When mammals are young, they produce an enzyme called lactase to help digest the sugary lactose found in their mothers’ milk. But once most mammals come of age, milk disappears from the menu. That means enzymes to digest it are no longer needed, so adult mammals typically stop producing them.

Thanks to recent evolution, however, some humans defy this trend.


Another interpretation: some of us retain childlike features. As should be apparent if you've been reading my stuff.

Hawks explains why being able to digest milk would have been such a boon in the past...

Speculation without supporting evidence. I mean, if you look at the article, the explanation makes sense, but I shy away from such just-so stories on principle. The facts are what they are; the explanation for the facts is suspect.

The article then goes on to talk about grains.

Since wheat and rye became a staple of human diets, however, we've have had a relatively high frequency of celiac disease. “You look at this and say how did it happen?” asks Hawks. “That's something that natural selection shouldn't have done.”

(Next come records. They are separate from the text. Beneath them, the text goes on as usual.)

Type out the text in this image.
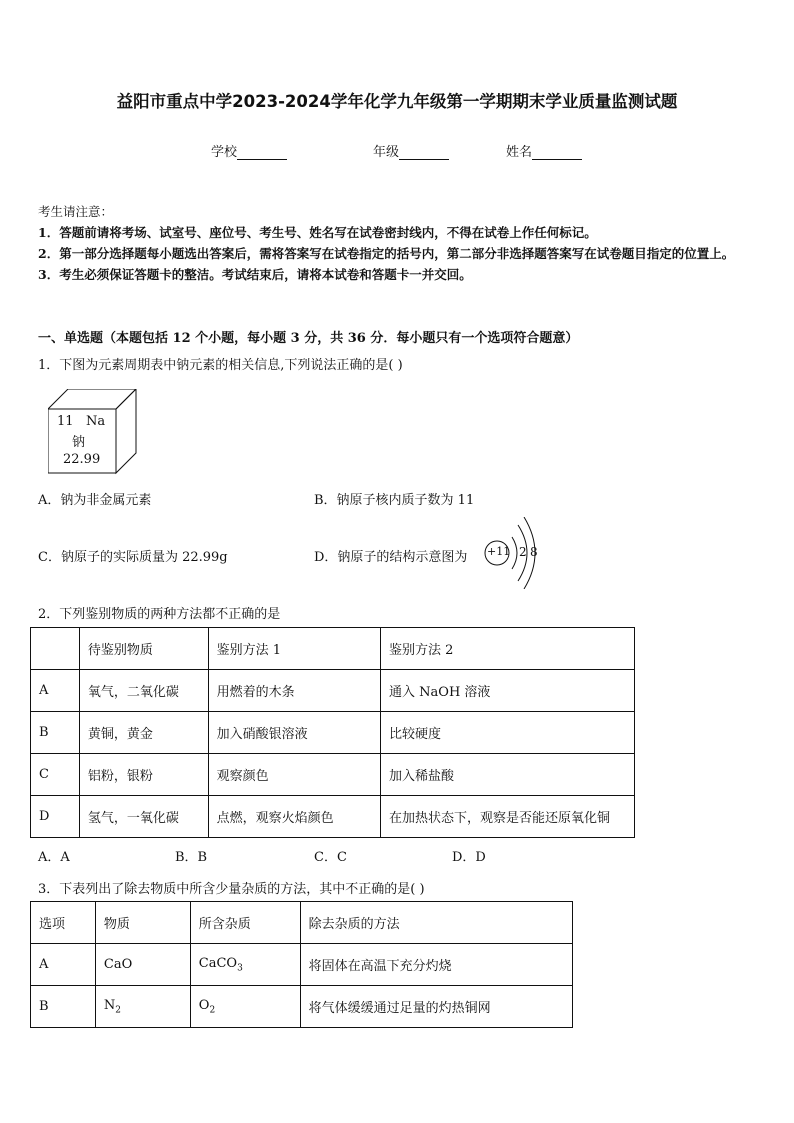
益阳市重点中学2023-2024学年化学九年级第一学期期末学业质量监测试题
学校	年级	姓名
考生请注意：
1．答题前请将考场、试室号、座位号、考生号、姓名写在试卷密封线内，不得在试卷上作任何标记。
2．第一部分选择题每小题选出答案后，需将答案写在试卷指定的括号内，第二部分非选择题答案写在试卷题目指定的位置上。
3．考生必须保证答题卡的整洁。考试结束后，请将本试卷和答题卡一并交回。
一、单选题（本题包括 12 个小题，每小题 3 分，共 36 分．每小题只有一个选项符合题意）
1．下图为元素周期表中钠元素的相关信息,下列说法正确的是( )
11 Na
钠
22.99
A．钠为非金属元素	B．钠原子核内质子数为 11
C．钠原子的实际质量为 22.99g	D．钠原子的结构示意图为 +11 2 8
2．下列鉴别物质的两种方法都不正确的是
	待鉴别物质	鉴别方法 1	鉴别方法 2
A	氧气，二氧化碳	用燃着的木条	通入 NaOH 溶液
B	黄铜，黄金	加入硝酸银溶液	比较硬度
C	铝粉，银粉	观察颜色	加入稀盐酸
D	氢气，一氧化碳	点燃，观察火焰颜色	在加热状态下，观察是否能还原氧化铜
A．A	B．B	C．C	D．D
3．下表列出了除去物质中所含少量杂质的方法，其中不正确的是( )
选项	物质	所含杂质	除去杂质的方法
A	CaO	CaCO$_3$	将固体在高温下充分灼烧
B	$N_2$	$O_2$	将气体缓缓通过足量的灼热铜网
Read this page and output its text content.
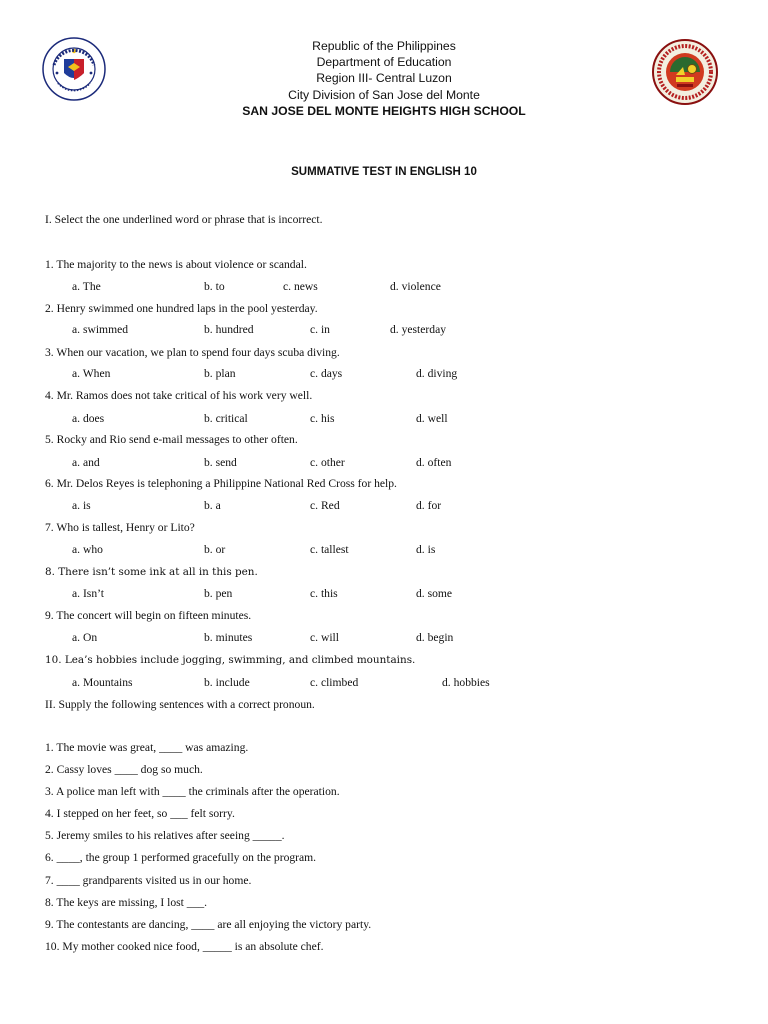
Republic of the Philippines
Department of Education
Region III- Central Luzon
City Division of San Jose del Monte
SAN JOSE DEL MONTE HEIGHTS HIGH SCHOOL
SUMMATIVE TEST IN ENGLISH 10
I. Select the one underlined word or phrase that is incorrect.
1. The majority to the news is about violence or scandal.
a. The	b. to	c. news	d. violence
2. Henry swimmed one hundred laps in the pool yesterday.
a. swimmed	b. hundred	c. in	d. yesterday
3. When our vacation, we plan to spend four days scuba diving.
a. When	b. plan	c. days	d. diving
4. Mr. Ramos does not take critical of his work very well.
a. does	b. critical	c. his	d. well
5. Rocky and Rio send e-mail messages to other often.
a. and	b. send	c. other	d. often
6. Mr. Delos Reyes is telephoning a Philippine National Red Cross for help.
a. is	b. a	c. Red	d. for
7. Who is tallest, Henry or Lito?
a. who	b. or	c. tallest	d. is
8. There isn’t some ink at all in this pen.
a. Isn’t	b. pen	c. this	d. some
9. The concert will begin on fifteen minutes.
a. On	b. minutes	c. will	d. begin
10. Lea’s hobbies include jogging, swimming, and climbed mountains.
a. Mountains	b. include	c. climbed	d. hobbies
II. Supply the following sentences with a correct pronoun.
1. The movie was great, ____ was amazing.
2. Cassy loves ____ dog so much.
3. A police man left with ____ the criminals after the operation.
4. I stepped on her feet, so ___ felt sorry.
5. Jeremy smiles to his relatives after seeing _____.
6. ____, the group 1 performed gracefully on the program.
7. ____ grandparents visited us in our home.
8. The keys are missing, I lost ___.
9. The contestants are dancing, ____ are all enjoying the victory party.
10. My mother cooked nice food, _____ is an absolute chef.
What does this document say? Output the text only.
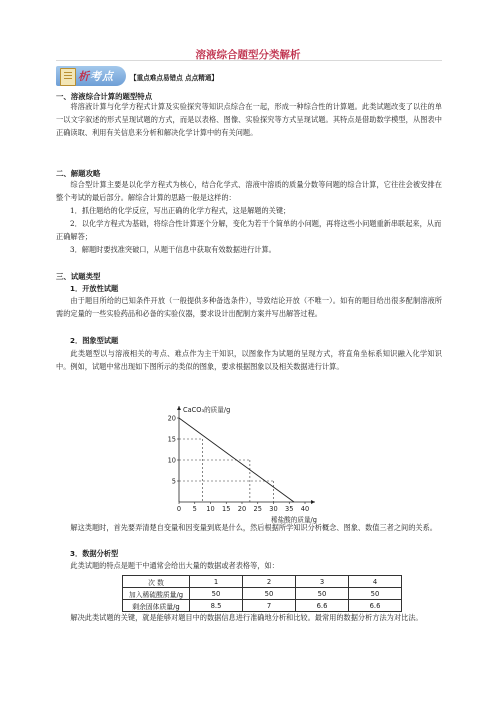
溶液综合题型分类解析
析考点 【重点难点易错点 点点精通】
一、溶液综合计算的题型特点

将溶液计算与化学方程式计算及实验探究等知识点综合在一起，形成一种综合性的计算题。此类试题改变了以往的单一以文字叙述的形式呈现试题的方式，而是以表格、图像、实验探究等方式呈现试题。其特点是借助数学模型，从图表中正确读取、利用有关信息来分析和解决化学计算中的有关问题。

二、解题攻略

综合型计算主要是以化学方程式为核心，结合化学式、溶液中溶质的质量分数等问题的综合计算，它往往会被安排在整个考试的最后部分。解综合计算的思路一般是这样的：

1．抓住题给的化学反应，写出正确的化学方程式，这是解题的关键；

2．以化学方程式为基础，将综合性计算逐个分解，变化为若干个简单的小问题，再将这些小问题重新串联起来，从而正确解答；

3．解题时要找准突破口，从题干信息中获取有效数据进行计算。

三、试题类型
1．开放性试题

由于题目所给的已知条件开放（一般提供多种备选条件），导致结论开放（不唯一）。如有的题目给出很多配制溶液所需的定量的一些实验药品和必备的实验仪器，要求设计出配制方案并写出解答过程。

2．图象型试题

此类题型以与溶液相关的考点、难点作为主干知识，以图象作为试题的呈现方式，将直角坐标系知识融入化学知识中。例如，试题中常出现如下图所示的类似的图象，要求根据图象以及相关数据进行计算。

CaCO₃的质量/g
稀盐酸的质量/g
0 5 10 15 20 25 30 35 40
5
10
15
20

解这类题时，首先要弄清楚自变量和因变量到底是什么，然后根据所学知识分析概念、图象、数值三者之间的关系。

3．数据分析型

此类试题的特点是题干中通常会给出大量的数据或者表格等，如：

次 数	1	2	3	4
加入稀硫酸质量/g	50	50	50	50
剩余固体质量/g	8.5	7	6.6	6.6

解决此类试题的关键，就是能够对题目中的数据信息进行准确地分析和比较。最常用的数据分析方法为对比法。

Translation: "I don't understand how natural selection actually works."

Yet despite the obvious drawbacks of celiac disease, ongoing evolution doesn't seem to be making it less frequent. The genetic variants behind celiac disease seem to be just as common now as they've been since humans began eating wheat.

That's because evolution doesn't care if an individual gets sick or has dietary limitations. Evolution only cares if someone lives long enough to reproduce. Well, I'm speaking metaphorically. Evolution neither cares nor doesn't care. It just is. Point is, unless there's something that kills people at an early age, the genes for it happily pass on. Okay, that's another metaphor. Genes don't feel happiness.

Then the author gets into the discussion of how diet could influence skin color, over time and in populations, which is kind of a minefield these days. Keep in mind it's not promoting any shade of skin as better or worse, in terms of evolution, than another, just describing what could have influenced skin tone changes in humans.

But then you get sentences like:

Mostafavi's genetic research also revealed that some variants that actually shorten human life, like one that prompts smokers to increase their consumption above smoking norms, are still being actively selected against.

Again: evolution is concerned with reproduction. Poor health outcomes from things like smoking or alcoholism don't tend to show up until later in life, after a human has had plenty of opportunity to reproduce (whether such habits influence the portion of the process of evolution called "sexual selection," I leave as an exercise for the reader). Point is, you can have some disease that kills you at, say, 30 or 40, but it doesn't stop you from having reproduced by then, so the genes that affect the expression of said disease aren't selected against.

So if there is indeed research on that subject, I hope it's peer-reviewed, because as it's presented here it certainly doesn't inspire any confidence from me.

Overall, I expected better from Smithsonian Magazine.